Ed Miliband “absolutely” sees a prime minister when he looks in the mirror in the morning reported BBC .
In an interview with BBC political editor Nick Robinson, the Labour leader admitted his “mettle had been tested” by reports that some Labour figures thought he should step down.
But he denied his leadership was a problem and said: “What doesn’t kill you makes you stronger.”
The Conservatives said Mr Miliband had not learned from “Labour’s mistakes”.
In a wide-ranging interview ahead of a speech at the University of London on Thursday, Mr Miliband said he was “not in the whingeing business” and that the pressure in his job was expected.
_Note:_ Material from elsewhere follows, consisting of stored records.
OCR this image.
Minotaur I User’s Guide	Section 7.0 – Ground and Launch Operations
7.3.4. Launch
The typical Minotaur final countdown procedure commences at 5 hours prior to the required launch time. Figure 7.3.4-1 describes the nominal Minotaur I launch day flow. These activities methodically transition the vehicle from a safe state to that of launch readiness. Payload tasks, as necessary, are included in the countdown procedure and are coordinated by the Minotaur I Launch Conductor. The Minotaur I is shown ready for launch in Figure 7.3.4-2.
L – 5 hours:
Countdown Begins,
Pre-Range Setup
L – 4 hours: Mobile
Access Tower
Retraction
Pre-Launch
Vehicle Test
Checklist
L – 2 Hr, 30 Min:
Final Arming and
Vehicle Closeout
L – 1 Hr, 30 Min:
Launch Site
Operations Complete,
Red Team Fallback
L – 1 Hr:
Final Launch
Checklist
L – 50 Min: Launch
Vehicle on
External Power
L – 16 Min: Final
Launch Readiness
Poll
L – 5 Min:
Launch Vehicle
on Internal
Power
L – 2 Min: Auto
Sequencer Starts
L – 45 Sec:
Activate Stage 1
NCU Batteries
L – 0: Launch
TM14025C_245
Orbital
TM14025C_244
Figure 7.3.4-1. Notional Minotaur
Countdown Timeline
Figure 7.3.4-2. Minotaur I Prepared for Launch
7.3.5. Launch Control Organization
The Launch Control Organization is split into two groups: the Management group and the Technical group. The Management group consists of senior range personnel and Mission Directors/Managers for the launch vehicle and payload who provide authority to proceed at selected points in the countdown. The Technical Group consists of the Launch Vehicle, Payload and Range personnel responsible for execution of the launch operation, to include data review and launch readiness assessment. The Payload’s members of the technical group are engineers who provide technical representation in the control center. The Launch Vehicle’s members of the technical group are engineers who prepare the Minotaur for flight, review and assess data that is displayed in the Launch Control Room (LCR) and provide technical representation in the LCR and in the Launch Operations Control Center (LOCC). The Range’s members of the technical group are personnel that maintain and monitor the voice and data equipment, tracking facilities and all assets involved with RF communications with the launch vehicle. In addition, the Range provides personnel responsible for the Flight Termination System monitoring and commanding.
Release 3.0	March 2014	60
He added that “disunited parties are parties that the public worry about” and that the Labour Party would “go forward… united”.
The BBC’s Nick Robinson says the speech will inevitably be termed a “fight-back”.
‘Deeply sceptical’
In it Mr Miliband will say that Labour’s economic plans will be delivered through “big reform” rather than “big spending”.
“We will be the wealth creators, not just the wealth distributors; the devolvers of power, not the centralisers, and the reformers of the state, not the defenders of it.”
A major theme will be the “zero-zero economy”, which he said was about “people asking why they are on zero-hours contracts while those at the top get away with zero tax”.